Williams then wondered: "Are we entering kind of a permanent era of protest here, semi-permanent for the next couple of months, years?... Do you think this kind of movement, 99 versus 1, this specific economic movement is here for a good long while?"

Stewart argued: "I think as long as people feel as though there has been no remedy or no action that gives them confidence, that gives them the ability....until people have hope that there is some sense that their grievances are being addressed and addressed seriously and that the government is becoming more agile to deal with it."


Here is a transcript of the October 31 exchange:

10:56PM ET

BRIAN WILLIAMS: I want to talk about Occupy Wall Street.

JON STEWART: Let's do that.

WILLIAMS: A lot of people were-

STEWART: They're coming for you.

WILLIAMS: Surprised.
    
STEWART: One percenter.

WILLIAMS: You were tough on them. You've been tough on them. You've been exacting and taking them to task for all the mayhem, for the drum circles.

STEWART: No.

WILLIAMS: All of that. No, I think – I think-

STEWART: We poke gentle fun at the rhythm percussion. That's all we do.

WILLIAMS: You don't think your stance on them has been tougher than most people would expect?
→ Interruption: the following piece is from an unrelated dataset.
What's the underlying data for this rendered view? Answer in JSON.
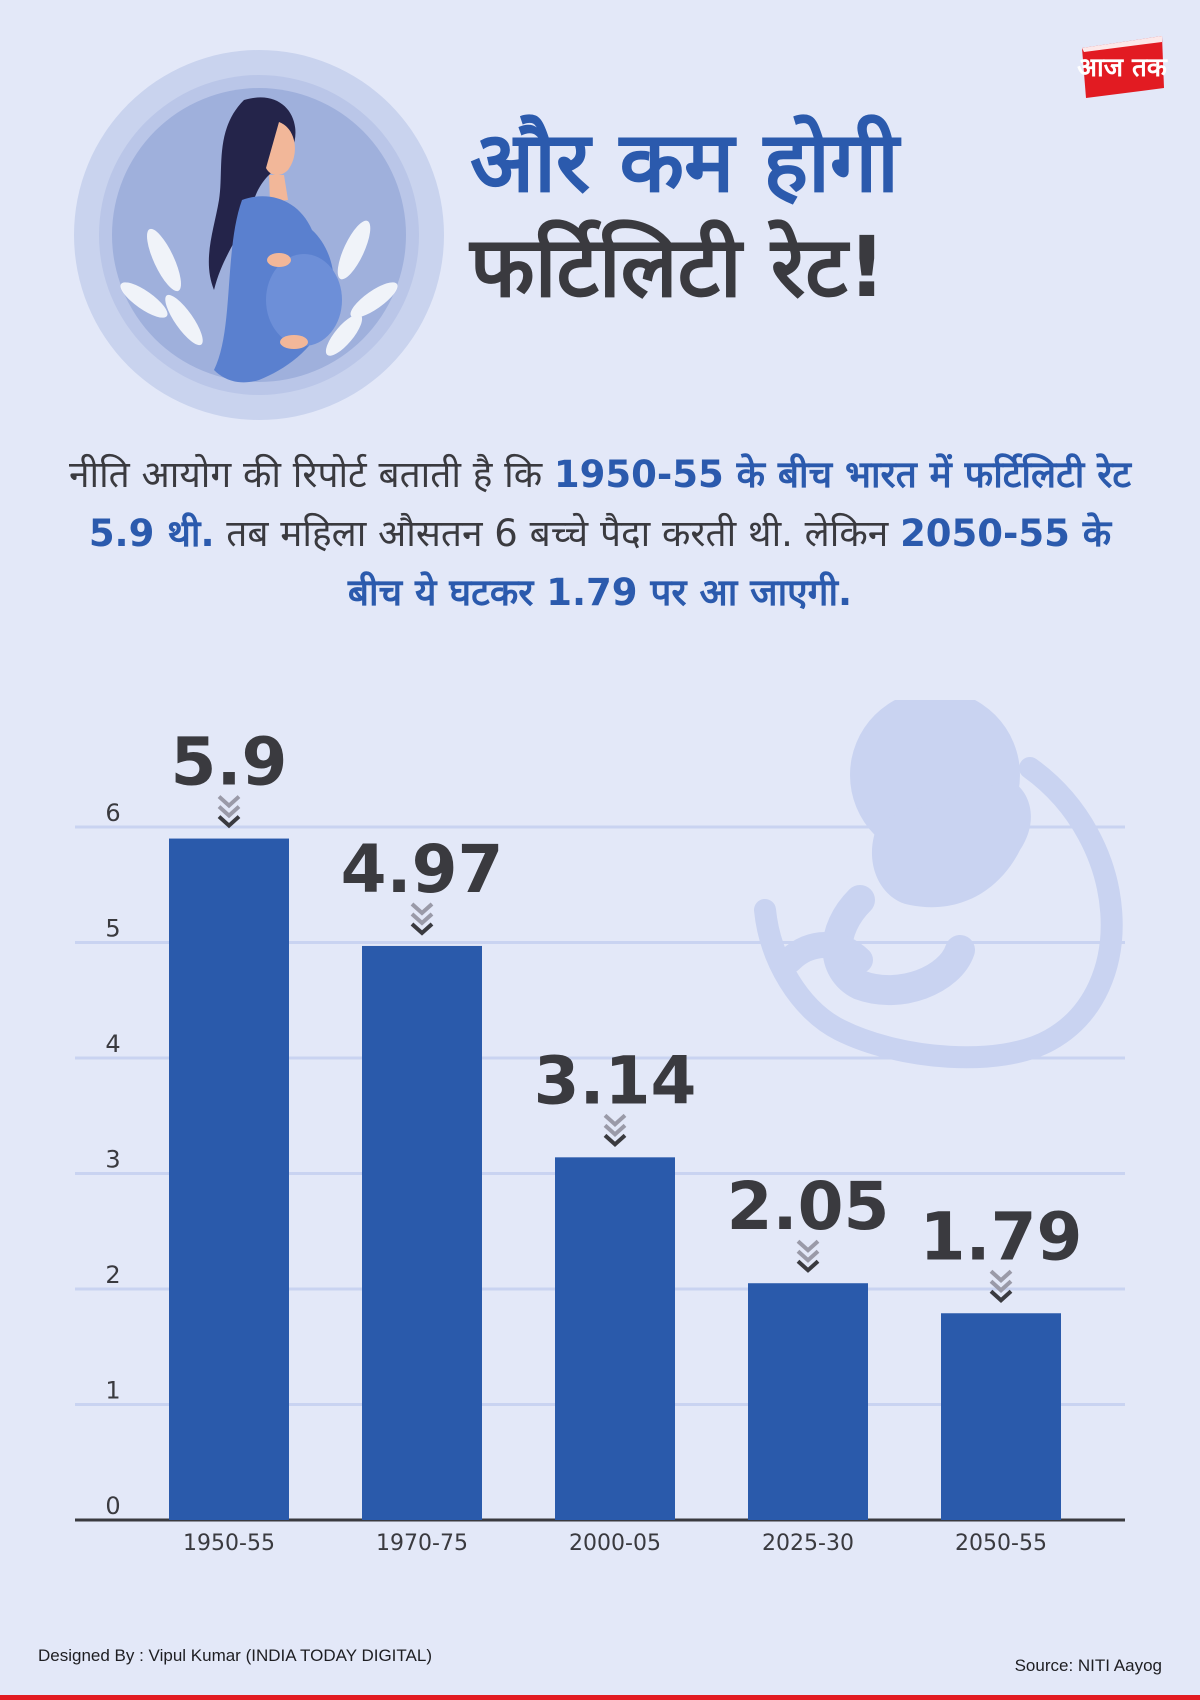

STEWART: No. I don't think it's been – it's been tougher. How can it be? I have – I have great empathy for – you know, it's interesting. The piece you did in North Dakota is the perfect complement...

WILLIAMS: How about-

STEWART: ...to Occupy Wall Street.

WILLIAMS: How about that?

STEWART: This is – that is what the movement is. They want jobs. They want dignity. And you see it coupled with Syria. There's a gestalt happening with your program tonight. There's a circle that's coming together, the people of North Dakota, the people of Occupy Wall Street, the people of Syria. Their concerns, their hearts are all aligned very similarly. How can you not be moved by that? And while the percussion circle makes good fodder for fun, I have great respect for what they're trying to accomplish, or at least the frustration they are expressing.

WILLIAMS: Here's the other question. Are we entering kind of a permanent era of protest here, semi-permanent for the next couple of months, years? Where does this end?

STEWART: When did we stop?

WILLIAMS: Where does it end? Oh, this wasn't our society.

STEWART: No, no, no, no.

WILLIAMS: We were kind of cruising along at 50,000 feet.

STEWART: The Tea Party-

WILLIAMS: You didn't see public demonstrations like this.

STEWART: You're a news man. Go back to the Iraq war, there were a million people in the street trying to do the – do you have tape here, do you have TiVO?

WILLIAMS: Well, I'm talking about the economy. The Tea Party started disrupting town hall meetings on the subject of health care.

STEWART [POINTING TO WILLIAMS' SOCKS]: Loosen these, because they're cutting off your circulation. Do you recall the Iraq war had protests?

WILLIAMS: I was there for all of it, I was there for all of it.

STEWART: The Tea Party was a protest movement.

WILLIAMS: This is a new movement is all I'm saying. Do you think this kind of movement, 99 versus 1, this specific economic movement is here for a good long while?

STEWART: I think as long as people feel as though there has been no remedy or no action that gives them confidence, that gives them the ability. And look, it's all perspective. You know, you've got guys down in Zuccotti Park with a tent, you know, roughing it with brown rice in a tent. I'm sure there's people, you know, maybe in sub-Saharan Africa who are like 'Ooh, tents. Look at you, mister.' You know? So it's all perspective. The guys in Syria have a very different issue that they're dealing with, but given that, until people have hope that there is some sense that their grievances are being addressed and addressed seriously and that the government is becoming more agile to deal with it.